Sample classifier error: Shape of passed values is (73, 1), indices imply (73, 2)


I am trying to run the sample classifier plug-in but I get I am getting the following error:

Shape of passed values is (73, 1), indices imply (73, 2)

For context: my feature-table has 365 samples but my metadata has 400 samples. I have less samples in the feature-table because I have filtered for low abundance and low frequency of features. Is this possibly the origin of the problem?

Moreover, I am trying to classify between two categorical variables and there are at least 50 samples of each categorical variable.

Any idea what it could be?


Hi @Pablo_V,
Could you please post the full error message? See the log file that is generated, or re-run the command with --verbose. Thanks!

Hi @Nicholas_Bokulich

Thanks a lot for your fast response!

Attached you will find the log when I run --verbose. It is a bit long to post here.

Pablo classifier-error-log.txt (32.7 KB)

And what is the command that you used?

It looks like the error is due to the estimator type that you are using — instead of LinearSVC you should use something else; if you share the command you used so I can confirm the details, I will open a ticket so that LinearSVC fails more gracefully in the future. Thanks!

So I am using this command:

qiime sample-classifier classify-samples --i-table table-noblanks.qza --m-metadata-file metadata_rockwool_noblanks.tsv --m-metadata-column Diagnostic --p-optimize-feature-selection --p-parameter-tuning --p-estimator LinearSVC --p-n-estimators 20 --p-random-state 123 --output-dir classifierLVC --verbose

I am using LinearSVC because it worked with a similar dataset before.

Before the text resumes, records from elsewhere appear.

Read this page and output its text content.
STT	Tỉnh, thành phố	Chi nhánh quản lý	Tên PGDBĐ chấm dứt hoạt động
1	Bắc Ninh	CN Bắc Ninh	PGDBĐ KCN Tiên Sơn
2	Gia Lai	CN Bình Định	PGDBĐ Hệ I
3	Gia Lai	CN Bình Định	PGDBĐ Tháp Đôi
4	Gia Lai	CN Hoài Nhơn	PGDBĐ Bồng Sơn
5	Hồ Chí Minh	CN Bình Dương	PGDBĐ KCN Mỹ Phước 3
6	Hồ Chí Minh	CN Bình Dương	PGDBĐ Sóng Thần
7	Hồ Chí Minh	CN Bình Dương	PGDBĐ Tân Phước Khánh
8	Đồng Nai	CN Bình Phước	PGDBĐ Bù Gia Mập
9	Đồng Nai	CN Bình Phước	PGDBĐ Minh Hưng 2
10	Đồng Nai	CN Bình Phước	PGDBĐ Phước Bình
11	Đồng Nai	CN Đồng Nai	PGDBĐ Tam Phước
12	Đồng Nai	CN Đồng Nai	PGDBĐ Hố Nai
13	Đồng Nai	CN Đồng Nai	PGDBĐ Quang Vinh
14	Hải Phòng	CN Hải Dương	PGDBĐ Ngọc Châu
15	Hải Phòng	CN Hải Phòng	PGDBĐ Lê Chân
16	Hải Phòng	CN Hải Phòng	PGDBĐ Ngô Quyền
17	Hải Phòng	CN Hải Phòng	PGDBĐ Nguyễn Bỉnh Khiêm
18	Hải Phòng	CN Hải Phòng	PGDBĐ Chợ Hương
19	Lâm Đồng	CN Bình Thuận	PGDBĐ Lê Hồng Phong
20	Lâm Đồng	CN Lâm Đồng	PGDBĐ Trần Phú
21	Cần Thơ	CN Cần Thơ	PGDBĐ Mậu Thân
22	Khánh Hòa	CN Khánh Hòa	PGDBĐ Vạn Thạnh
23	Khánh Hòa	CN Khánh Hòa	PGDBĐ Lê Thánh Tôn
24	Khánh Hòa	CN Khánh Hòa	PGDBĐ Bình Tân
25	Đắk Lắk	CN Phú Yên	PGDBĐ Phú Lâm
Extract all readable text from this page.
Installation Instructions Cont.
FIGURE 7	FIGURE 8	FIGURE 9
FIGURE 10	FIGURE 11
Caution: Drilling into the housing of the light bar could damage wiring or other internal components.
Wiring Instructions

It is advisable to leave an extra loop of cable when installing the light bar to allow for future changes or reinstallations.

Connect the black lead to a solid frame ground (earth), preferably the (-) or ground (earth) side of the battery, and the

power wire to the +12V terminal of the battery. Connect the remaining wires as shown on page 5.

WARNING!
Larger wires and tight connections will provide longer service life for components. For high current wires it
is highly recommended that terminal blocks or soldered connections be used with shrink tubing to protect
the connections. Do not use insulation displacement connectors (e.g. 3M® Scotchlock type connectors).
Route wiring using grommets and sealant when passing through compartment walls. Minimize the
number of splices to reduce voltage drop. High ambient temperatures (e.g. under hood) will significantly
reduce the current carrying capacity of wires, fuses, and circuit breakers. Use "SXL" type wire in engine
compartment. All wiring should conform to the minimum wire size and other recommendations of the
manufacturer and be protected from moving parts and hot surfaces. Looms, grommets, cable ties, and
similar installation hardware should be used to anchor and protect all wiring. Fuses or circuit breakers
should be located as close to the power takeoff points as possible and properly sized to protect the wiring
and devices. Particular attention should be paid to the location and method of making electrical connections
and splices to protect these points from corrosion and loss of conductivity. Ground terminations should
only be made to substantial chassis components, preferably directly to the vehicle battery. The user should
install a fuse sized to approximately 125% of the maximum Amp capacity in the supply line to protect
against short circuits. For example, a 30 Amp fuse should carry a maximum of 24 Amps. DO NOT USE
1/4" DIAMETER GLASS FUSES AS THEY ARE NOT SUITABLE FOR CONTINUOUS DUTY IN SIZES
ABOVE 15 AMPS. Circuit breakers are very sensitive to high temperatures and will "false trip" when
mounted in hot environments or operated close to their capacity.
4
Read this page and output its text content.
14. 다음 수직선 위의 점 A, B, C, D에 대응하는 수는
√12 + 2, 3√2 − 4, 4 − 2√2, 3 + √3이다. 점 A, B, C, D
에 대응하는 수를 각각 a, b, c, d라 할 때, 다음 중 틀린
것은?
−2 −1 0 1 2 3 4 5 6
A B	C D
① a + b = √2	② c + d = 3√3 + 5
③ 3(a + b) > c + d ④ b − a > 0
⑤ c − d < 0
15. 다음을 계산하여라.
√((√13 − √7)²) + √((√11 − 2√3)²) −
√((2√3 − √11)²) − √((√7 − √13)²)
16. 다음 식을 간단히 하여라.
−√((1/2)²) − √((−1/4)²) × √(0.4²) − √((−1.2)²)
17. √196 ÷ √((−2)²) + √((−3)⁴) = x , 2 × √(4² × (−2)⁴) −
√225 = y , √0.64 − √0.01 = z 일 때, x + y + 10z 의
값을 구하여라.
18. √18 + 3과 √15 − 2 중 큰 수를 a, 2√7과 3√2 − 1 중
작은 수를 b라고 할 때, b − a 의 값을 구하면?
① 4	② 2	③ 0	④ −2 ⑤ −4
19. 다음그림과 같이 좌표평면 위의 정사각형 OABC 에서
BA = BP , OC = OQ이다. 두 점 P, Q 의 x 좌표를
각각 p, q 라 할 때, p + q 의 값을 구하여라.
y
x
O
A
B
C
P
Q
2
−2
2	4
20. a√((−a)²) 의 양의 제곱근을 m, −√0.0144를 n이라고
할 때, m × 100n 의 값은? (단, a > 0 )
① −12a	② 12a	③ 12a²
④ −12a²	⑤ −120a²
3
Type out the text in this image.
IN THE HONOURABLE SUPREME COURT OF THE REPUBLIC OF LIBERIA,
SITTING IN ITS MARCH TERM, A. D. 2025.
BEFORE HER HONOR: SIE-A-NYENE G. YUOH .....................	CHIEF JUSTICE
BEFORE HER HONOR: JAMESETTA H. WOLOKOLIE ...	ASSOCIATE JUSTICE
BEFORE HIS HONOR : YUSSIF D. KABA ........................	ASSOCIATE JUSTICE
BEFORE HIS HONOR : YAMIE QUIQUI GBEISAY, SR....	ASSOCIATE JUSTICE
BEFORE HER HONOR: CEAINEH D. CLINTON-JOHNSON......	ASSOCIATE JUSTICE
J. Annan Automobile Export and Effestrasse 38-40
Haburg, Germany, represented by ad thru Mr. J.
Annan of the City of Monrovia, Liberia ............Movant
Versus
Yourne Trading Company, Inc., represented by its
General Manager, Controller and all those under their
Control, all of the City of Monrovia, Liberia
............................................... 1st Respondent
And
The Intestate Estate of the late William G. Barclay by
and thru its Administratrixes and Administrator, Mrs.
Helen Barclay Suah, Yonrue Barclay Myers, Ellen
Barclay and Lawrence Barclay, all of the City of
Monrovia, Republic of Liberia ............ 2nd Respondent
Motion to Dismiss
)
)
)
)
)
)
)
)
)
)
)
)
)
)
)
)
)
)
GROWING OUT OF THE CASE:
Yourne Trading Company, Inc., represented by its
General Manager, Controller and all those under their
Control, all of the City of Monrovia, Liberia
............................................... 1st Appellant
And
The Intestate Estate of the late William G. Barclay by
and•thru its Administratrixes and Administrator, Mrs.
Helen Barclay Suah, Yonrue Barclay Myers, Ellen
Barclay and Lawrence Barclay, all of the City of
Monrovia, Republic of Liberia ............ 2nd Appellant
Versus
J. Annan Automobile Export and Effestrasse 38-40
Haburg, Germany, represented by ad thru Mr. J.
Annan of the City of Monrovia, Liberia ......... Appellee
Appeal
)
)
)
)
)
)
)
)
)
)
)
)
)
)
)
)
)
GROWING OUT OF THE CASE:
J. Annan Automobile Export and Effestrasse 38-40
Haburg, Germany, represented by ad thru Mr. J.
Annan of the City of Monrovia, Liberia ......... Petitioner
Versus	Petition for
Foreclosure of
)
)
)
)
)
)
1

The only difference is that this time the dataset has no mock community samples included.

Yeah digging into the code for this it looks like this should work (or at least LinearSVC runs fine with the test data), so I will investigate more, this may be an issue with the latest version of scikit-learn.

In the meantime I think the only workaround will be to use a different estimator.

Alright. I have checked with the other estimators and works well. However, the confusion matrix is not as good as with LinearSVC on my other very similar dataset.

Thanks a lot for your help!

This may be a version issue, I have yet to examine; another workaround may be to use an older version of QIIME 2 (ideally the version used on your other dataset, which was probably before ROC curves were added to the confusion-matrix action).